Friday Morning Market Comments, Calendars

Morning Market Commentary:

  • Federal Reserve members have said they're in favor of "tapering" bond purchases by year's end.
  • The last tapering cycle ran from December 2013 until the first rate hike in December 2015.
  • The Financial Select Sector SPDR Fund rallied 74% from the start through the end of 2017

Yesterday, we laid out the metrics on why we think upward momentum should continue in the financial sector...

Today, we're looking at history to help us see how that scenario could play out.

Rising rates are music to bankers' ears. When rates go up, bankers are well-positioned to make more money on loans.

You see banks make higher margins when the spread between the two- and 10- year U.S. Treasurys widen. Thought of another way, that's the difference between what banks pay you to borrow that money in your savings account (two-year Treasury) and what they charge individuals who want to borrow from them (10-year Treasury).

Right now, the two-year Treasury yield is 0.21% versus the 10-year yield at 1.31%. That means banks are earning 1.1% on the loans they're making. A year ago, that same spread was 0.6%. So, those same banks are earning almost two times the return on loans now than they were a year ago. And if the Fed tightens monetary policy, those returns should increase even more...

Consider the Financial Select Sector SPDR Fund (NYSE: XLF), as a way you can profit from that trend. The fund is made up of 66 large-cap financial companies from the banking, insurance, and credit-card sectors. Its top holdings include Berkshire Hathaway (BRK-B), JPMorgan Chase (JPM), Bank of America (BAC), and Wells Fargo (WFC).

Let's look at what happened when the central bank began tightening policy after the 2008 to 2009 financial crisis.

First, take a look at the XLF chart below...

Back then, like now, the Fed was purchasing large amounts of Treasurys and mortgage-backed securities. Its balance sheet rose fivefold. In the past 14 months, that same balance sheet has doubled.
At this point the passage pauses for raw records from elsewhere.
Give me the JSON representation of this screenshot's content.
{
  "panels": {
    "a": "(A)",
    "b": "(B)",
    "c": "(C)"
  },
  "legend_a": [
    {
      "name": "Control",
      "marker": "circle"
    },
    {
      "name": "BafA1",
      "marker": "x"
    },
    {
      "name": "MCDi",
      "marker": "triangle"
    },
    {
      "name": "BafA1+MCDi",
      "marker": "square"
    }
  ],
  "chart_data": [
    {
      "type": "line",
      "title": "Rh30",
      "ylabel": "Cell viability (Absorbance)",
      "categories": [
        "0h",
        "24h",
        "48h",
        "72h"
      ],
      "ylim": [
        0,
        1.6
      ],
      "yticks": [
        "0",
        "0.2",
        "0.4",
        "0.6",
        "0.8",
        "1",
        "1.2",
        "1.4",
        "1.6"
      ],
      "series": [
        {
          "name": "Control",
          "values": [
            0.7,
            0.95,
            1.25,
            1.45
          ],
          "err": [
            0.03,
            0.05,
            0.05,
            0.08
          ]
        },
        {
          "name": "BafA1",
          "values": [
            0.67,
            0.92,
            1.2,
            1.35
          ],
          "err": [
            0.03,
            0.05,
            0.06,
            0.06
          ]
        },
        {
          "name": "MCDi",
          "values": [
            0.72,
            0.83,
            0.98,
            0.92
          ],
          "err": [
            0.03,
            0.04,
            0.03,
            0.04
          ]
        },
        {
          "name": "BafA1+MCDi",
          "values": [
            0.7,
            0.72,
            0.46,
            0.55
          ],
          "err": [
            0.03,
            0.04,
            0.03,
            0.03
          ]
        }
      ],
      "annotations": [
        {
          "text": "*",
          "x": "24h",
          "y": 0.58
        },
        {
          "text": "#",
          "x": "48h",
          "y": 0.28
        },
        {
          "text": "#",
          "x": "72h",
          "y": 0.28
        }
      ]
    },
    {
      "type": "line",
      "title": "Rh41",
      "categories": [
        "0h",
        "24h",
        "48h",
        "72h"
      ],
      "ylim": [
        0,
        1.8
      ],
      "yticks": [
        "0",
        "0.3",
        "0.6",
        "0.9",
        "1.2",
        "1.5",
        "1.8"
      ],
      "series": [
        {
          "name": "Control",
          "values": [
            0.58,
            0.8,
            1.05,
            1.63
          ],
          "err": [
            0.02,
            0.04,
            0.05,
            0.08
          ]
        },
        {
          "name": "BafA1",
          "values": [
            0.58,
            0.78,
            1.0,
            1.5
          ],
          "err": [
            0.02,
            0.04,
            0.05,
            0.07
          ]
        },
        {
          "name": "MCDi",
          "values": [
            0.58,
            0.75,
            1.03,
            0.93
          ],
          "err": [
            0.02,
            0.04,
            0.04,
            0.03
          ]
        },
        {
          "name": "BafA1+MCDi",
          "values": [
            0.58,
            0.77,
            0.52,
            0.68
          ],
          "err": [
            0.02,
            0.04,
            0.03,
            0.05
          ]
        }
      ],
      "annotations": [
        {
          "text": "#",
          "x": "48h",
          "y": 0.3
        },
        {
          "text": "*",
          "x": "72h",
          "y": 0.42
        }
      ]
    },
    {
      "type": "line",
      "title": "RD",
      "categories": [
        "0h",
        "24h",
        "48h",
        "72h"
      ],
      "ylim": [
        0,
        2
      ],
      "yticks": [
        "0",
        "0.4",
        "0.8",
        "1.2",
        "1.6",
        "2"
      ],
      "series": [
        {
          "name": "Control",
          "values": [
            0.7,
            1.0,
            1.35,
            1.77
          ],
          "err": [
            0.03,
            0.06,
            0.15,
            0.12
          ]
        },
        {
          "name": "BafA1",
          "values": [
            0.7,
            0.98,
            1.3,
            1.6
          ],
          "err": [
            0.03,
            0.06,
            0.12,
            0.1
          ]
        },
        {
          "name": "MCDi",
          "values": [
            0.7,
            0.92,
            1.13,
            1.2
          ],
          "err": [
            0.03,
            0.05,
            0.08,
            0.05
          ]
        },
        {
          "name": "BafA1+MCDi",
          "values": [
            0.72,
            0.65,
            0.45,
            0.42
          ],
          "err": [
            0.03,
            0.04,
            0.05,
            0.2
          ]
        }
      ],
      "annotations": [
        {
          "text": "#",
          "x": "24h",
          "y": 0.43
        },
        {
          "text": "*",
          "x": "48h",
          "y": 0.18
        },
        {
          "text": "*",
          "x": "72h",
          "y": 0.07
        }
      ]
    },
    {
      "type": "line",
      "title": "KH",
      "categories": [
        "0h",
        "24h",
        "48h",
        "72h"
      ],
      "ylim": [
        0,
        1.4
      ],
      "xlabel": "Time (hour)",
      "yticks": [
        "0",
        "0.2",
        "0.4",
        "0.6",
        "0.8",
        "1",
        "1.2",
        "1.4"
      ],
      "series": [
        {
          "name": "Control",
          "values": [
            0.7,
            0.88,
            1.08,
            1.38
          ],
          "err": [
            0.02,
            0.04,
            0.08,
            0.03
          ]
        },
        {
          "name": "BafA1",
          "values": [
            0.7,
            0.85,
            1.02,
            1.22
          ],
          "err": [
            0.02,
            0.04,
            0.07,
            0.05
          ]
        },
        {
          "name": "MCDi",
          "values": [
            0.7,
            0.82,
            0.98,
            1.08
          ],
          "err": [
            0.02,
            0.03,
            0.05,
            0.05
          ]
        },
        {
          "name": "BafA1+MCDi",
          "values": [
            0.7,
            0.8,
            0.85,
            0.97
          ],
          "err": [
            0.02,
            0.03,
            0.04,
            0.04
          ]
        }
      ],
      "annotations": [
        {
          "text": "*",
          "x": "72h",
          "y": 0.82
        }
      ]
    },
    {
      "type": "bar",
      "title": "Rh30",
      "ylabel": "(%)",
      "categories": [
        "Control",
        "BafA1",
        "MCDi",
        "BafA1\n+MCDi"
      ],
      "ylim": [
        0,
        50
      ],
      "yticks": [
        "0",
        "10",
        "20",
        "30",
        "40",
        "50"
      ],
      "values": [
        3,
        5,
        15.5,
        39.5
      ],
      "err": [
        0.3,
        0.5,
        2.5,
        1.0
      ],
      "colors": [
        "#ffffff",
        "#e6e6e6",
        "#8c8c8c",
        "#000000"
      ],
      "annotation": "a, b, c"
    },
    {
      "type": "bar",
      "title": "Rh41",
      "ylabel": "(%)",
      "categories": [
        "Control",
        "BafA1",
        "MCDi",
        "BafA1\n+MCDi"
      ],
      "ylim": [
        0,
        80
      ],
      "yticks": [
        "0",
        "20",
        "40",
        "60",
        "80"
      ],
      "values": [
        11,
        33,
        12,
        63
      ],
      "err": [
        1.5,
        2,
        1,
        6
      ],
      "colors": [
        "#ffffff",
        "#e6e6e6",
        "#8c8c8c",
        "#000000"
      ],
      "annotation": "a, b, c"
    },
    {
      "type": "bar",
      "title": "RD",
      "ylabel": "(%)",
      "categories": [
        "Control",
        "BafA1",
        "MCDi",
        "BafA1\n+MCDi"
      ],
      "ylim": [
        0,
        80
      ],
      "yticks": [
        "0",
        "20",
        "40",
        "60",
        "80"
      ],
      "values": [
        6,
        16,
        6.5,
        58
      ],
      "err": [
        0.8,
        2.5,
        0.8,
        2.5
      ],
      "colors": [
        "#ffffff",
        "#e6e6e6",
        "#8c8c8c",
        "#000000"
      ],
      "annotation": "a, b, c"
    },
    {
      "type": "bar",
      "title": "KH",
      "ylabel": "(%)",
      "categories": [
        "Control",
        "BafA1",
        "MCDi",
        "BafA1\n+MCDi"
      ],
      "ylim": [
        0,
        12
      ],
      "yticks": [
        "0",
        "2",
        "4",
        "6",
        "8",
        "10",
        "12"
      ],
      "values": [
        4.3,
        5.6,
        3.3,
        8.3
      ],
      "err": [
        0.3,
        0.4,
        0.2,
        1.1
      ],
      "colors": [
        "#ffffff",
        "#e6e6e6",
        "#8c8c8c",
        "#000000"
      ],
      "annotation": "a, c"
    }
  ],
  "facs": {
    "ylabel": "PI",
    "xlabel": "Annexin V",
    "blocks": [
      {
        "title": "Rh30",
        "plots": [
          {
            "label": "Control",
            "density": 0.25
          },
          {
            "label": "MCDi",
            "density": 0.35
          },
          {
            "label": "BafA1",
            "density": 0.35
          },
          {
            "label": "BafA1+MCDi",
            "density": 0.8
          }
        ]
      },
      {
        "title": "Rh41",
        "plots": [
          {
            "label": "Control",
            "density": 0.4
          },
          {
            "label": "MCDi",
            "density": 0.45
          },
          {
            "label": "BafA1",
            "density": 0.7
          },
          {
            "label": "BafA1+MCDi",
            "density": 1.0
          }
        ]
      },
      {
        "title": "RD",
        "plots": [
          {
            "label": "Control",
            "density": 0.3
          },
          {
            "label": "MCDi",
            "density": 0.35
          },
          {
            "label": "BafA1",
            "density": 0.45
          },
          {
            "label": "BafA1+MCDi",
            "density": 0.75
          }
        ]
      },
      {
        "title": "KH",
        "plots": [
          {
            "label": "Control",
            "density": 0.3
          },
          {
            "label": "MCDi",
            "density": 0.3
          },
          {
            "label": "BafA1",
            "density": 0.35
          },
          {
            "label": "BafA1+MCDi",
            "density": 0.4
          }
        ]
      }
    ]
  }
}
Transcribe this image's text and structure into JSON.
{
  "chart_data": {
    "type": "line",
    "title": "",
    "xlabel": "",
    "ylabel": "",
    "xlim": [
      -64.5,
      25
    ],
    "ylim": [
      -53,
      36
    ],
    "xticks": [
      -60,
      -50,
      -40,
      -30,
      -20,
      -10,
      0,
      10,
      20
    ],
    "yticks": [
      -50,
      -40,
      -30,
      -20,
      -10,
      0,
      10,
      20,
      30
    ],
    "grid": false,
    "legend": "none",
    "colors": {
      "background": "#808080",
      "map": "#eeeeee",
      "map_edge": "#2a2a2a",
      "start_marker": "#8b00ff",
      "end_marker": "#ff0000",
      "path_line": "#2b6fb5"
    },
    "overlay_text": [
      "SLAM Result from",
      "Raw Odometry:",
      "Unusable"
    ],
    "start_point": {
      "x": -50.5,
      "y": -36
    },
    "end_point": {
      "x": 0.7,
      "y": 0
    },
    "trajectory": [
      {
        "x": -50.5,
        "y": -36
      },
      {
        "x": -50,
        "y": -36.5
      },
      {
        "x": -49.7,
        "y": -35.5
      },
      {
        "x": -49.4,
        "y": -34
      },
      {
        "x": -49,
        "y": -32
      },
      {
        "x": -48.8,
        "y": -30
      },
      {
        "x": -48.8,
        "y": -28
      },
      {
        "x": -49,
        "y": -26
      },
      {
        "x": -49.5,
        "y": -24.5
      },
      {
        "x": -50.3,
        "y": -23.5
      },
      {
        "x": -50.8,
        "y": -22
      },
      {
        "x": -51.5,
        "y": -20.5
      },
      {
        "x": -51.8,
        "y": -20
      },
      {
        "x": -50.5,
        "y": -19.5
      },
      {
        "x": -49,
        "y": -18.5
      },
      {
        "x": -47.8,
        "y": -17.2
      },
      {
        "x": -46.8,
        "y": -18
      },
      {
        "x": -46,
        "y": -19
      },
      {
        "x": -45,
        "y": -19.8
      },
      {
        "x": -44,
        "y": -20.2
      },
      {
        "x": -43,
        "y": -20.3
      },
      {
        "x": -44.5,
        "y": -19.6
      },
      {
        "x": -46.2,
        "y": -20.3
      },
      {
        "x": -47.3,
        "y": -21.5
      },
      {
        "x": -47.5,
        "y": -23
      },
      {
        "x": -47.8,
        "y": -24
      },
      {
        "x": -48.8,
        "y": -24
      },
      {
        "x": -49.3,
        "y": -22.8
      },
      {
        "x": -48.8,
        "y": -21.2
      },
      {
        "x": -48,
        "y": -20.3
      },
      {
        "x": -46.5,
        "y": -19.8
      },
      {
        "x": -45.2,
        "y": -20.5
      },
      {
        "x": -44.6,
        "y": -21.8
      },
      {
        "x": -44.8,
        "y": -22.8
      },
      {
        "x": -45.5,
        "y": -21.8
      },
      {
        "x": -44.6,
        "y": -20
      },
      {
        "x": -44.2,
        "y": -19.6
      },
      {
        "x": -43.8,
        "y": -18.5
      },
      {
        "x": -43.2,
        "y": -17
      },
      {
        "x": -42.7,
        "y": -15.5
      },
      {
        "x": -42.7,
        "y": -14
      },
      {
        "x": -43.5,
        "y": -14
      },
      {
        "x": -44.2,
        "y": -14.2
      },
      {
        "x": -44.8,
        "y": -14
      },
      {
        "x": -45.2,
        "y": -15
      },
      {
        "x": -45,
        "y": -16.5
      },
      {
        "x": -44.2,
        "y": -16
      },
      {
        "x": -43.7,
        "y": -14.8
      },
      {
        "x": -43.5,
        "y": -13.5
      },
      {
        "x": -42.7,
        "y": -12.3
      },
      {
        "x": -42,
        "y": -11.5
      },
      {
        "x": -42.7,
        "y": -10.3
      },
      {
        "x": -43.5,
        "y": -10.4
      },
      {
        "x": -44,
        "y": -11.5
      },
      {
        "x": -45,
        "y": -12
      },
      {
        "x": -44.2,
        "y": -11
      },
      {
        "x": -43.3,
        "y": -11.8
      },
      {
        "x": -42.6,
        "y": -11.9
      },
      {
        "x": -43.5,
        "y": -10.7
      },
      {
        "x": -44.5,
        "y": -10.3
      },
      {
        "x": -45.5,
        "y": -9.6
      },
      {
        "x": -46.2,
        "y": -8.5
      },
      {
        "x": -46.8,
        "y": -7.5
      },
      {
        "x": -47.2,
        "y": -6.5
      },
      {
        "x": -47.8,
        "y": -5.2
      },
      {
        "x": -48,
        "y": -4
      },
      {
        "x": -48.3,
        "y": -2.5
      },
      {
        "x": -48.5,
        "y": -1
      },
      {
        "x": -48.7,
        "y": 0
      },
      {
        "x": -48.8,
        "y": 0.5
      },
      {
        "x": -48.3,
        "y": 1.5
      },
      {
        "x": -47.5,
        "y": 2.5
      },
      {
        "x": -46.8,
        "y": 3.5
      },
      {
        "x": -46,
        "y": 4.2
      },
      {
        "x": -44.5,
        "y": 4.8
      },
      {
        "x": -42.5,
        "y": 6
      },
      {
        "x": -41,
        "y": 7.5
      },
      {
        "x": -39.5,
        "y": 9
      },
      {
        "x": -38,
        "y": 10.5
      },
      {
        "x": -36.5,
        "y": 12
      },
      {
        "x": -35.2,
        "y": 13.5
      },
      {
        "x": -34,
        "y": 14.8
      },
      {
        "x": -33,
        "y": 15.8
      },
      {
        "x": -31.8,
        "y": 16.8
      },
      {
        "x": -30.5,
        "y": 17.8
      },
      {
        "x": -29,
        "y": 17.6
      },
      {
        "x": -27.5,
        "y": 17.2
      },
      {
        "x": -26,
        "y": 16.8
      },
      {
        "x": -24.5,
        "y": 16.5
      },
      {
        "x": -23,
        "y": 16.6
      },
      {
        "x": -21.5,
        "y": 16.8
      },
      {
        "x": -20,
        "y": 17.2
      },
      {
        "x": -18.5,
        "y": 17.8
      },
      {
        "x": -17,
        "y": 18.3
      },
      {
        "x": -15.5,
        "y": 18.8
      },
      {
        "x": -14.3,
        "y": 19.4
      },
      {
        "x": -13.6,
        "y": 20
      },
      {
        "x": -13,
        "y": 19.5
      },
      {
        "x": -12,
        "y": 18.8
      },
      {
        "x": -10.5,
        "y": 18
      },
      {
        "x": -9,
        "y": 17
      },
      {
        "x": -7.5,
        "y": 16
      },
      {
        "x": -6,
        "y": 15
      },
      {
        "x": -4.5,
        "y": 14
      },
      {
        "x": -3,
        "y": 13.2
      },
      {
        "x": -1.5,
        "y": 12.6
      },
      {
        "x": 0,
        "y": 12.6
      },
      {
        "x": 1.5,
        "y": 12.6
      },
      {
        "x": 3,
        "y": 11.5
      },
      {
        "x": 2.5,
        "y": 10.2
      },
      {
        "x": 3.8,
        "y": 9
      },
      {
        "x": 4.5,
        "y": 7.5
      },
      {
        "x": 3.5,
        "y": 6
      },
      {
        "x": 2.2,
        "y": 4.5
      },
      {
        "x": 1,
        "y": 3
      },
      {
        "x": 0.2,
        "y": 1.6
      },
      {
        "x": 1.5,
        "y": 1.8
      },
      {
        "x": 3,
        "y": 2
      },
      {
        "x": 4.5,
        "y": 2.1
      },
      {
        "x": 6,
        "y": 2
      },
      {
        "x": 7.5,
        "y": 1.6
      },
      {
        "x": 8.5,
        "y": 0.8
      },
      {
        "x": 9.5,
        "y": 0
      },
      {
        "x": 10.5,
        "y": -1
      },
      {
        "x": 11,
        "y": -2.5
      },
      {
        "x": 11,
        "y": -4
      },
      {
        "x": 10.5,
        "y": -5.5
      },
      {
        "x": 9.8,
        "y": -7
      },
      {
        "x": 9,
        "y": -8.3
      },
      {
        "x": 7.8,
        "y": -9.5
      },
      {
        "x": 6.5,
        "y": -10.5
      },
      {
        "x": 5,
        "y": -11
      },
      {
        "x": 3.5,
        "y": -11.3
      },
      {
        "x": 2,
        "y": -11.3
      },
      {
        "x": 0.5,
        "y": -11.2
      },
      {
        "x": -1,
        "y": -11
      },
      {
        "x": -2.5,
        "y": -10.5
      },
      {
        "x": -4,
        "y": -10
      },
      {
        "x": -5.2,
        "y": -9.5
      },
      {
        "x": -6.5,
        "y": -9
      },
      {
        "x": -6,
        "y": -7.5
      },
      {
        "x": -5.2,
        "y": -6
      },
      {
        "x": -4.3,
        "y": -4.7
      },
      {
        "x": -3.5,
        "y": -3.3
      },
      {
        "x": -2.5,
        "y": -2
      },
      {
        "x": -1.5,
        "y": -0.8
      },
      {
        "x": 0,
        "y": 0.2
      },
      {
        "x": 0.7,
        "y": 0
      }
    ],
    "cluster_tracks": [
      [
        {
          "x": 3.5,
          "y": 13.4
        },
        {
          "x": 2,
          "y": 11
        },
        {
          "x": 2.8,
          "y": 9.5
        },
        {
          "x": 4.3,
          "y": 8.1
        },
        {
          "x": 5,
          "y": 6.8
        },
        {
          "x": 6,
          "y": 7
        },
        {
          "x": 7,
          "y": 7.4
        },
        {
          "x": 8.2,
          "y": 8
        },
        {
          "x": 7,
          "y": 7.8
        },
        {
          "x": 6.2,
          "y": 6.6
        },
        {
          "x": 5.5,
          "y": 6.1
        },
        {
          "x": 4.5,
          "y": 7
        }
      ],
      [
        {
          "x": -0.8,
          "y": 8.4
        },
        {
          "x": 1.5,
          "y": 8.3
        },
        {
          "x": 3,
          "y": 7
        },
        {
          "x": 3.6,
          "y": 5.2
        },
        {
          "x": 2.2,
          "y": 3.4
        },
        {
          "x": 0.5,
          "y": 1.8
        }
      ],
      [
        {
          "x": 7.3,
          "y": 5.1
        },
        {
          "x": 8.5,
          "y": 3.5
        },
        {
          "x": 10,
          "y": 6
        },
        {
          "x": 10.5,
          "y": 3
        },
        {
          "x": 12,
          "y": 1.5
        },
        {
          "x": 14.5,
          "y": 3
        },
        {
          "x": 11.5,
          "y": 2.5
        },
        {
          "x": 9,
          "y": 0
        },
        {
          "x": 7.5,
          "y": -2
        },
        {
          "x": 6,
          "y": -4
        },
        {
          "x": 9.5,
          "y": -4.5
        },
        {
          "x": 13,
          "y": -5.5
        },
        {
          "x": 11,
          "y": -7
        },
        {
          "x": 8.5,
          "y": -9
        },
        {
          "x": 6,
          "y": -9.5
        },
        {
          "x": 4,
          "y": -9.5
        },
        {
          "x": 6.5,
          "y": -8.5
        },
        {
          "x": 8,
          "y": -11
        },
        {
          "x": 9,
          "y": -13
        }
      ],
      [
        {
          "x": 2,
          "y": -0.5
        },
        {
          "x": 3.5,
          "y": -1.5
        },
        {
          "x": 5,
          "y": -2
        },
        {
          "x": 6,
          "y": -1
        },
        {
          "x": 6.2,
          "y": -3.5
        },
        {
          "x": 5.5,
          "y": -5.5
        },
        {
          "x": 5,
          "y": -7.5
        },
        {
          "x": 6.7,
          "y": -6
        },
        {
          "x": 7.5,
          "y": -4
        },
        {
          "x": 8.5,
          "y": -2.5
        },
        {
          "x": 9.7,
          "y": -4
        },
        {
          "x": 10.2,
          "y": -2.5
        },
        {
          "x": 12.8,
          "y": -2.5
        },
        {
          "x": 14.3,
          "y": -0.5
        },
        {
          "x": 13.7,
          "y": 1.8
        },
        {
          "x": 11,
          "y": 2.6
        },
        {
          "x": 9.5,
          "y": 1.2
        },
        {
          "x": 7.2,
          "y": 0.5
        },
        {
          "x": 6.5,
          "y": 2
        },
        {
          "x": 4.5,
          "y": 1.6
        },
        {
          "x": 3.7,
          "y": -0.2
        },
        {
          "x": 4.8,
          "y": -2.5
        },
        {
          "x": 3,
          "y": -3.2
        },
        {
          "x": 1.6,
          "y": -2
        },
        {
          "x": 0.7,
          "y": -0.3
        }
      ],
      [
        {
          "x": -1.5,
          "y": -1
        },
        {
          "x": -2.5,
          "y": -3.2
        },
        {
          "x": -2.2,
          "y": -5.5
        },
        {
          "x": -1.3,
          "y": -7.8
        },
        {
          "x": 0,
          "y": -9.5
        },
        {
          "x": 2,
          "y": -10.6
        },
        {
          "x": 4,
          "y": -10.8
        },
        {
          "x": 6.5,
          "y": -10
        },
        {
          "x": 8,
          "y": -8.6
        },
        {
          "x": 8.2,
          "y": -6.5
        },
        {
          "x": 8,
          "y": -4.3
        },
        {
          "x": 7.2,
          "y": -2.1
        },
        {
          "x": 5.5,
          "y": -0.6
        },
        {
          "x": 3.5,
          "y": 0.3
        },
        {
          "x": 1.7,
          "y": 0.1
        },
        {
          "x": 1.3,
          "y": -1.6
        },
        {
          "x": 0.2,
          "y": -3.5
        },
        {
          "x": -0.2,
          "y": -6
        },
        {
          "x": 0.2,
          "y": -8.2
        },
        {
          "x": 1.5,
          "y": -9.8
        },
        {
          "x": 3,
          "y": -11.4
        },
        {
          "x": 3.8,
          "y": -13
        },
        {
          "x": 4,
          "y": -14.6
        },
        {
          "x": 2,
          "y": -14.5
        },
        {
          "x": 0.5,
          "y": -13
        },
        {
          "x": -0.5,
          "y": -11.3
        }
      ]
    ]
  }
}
But eventually those bond purchases came to an end as the economy stabilized and recovered from the crisis. The same scenario is going to play out soon... By the end of this year, the central bank is likely going to recognize it needs to pull back on all its spending because the economy has returned to pre-pandemic levels.

In December 2013, the Fed said it would begin scaling down bond purchases. Two years later, in December 2015, it hiked up interest rates for the first time. By the end of 2017, the federal-funds rate had increased a total of five times to 1.3%.

Yet, if your $10,000 had been sitting in a one-year certificate of deposit account during that period, you would have averaged a 0.2% return, or around $80. If you owned the SPDR S&P 500 ETF (SPY) over the same time period, you would have a 61.2% return on your money, including dividends, or $6,120. But if you owned the XLF, your return would have been 74.1%, or $7,410. You would have almost doubled your initial investment.

Currently, XLF pays a 1.5% dividend. So not only are you participating in improving margins, but you're also getting paid to own the stock.

However, there's an added catalyst. That rate is going up. During the onset of the coronavirus pandemic last year, the Fed halted banks' stock buybacks and limited dividends. It wanted to make sure they were adequately capitalized. But recently, it has allowed banks to resume both.

So, don't let the consequences of policy decisions taking place in Washington, D.C., hurt you financially. Instead, prepare now by using our knowledge of the past to take advantage of what's to come and profit from it.

Earnings:

MANU before the open.

Calendar:

U.K. Consumer Inflation Expectations for Q3 (4:30 a.m.)
Eurozone Final CPI for August (5 a.m.)
Preliminary University of Michigan Sentiment for September (10 a.m.)